If a spawned task panics, the panic does not crash the entire program. The runtime catches the panic and converts it into a JoinError. When you .await the handle, you get Err(JoinError). This is a safety feature. It prevents one bad task from killing the whole application. It also means you must check the JoinHandle result if you care about task failures.

Too many tasks

tokio::spawn is cheap, but not free. Each task consumes memory for its state and stack. If you spawn a task for every byte of a large file, you will run out of memory. Tasks are for logical units of work, not for micro-optimization. Use spawn for files, network requests, or independent computations. Do not use it to parallelize a tight loop over small data.

Never use std::fs in async code. You are paying for a race car and driving it in first gear.

Decision matrix

Use tokio::join! when you have a small, fixed number of async operations and you want to wait for all of them without spawning new tasks.

Use tokio::spawn when you need to run work concurrently with other tasks, handle a dynamic list of operations, or isolate potential panics from the main flow.

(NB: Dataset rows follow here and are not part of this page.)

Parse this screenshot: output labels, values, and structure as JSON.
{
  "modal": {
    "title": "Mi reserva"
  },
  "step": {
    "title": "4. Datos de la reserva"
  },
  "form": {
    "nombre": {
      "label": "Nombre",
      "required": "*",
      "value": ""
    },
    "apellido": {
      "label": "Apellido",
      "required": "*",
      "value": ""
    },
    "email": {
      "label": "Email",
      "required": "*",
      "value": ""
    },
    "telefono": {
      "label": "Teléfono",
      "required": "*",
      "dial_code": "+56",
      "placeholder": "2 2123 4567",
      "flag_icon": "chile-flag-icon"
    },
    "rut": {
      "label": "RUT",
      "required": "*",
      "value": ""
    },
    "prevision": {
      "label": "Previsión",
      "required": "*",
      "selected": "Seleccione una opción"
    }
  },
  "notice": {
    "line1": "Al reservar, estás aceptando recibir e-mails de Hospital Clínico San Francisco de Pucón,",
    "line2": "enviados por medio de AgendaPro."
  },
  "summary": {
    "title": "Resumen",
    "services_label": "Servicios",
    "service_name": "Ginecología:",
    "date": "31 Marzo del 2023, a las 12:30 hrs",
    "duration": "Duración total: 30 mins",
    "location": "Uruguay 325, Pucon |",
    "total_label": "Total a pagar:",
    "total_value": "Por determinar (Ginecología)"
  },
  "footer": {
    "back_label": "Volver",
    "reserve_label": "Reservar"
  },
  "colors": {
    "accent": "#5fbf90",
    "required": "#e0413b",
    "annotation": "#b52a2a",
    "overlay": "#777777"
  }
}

Use tokio::fs for all file I/O in async code to keep the runtime thread free for other work.

Use std::fs only when you are certain the operation is fast and you are in a sync context, or when you explicitly want to block the thread for a heavy operation wrapped in spawn_blocking.

Pick the tool that matches your concurrency shape. join! for the fixed batch. spawn for the dynamic swarm.

Where to go next

Parallel file reads with async let your program start reading multiple files at the same time without waiting for one to finish before starting the next. It is like having multiple people read different books simultaneously instead of one person reading them one by one. You use this when you need to fetch data from several sources quickly to improve overall speed.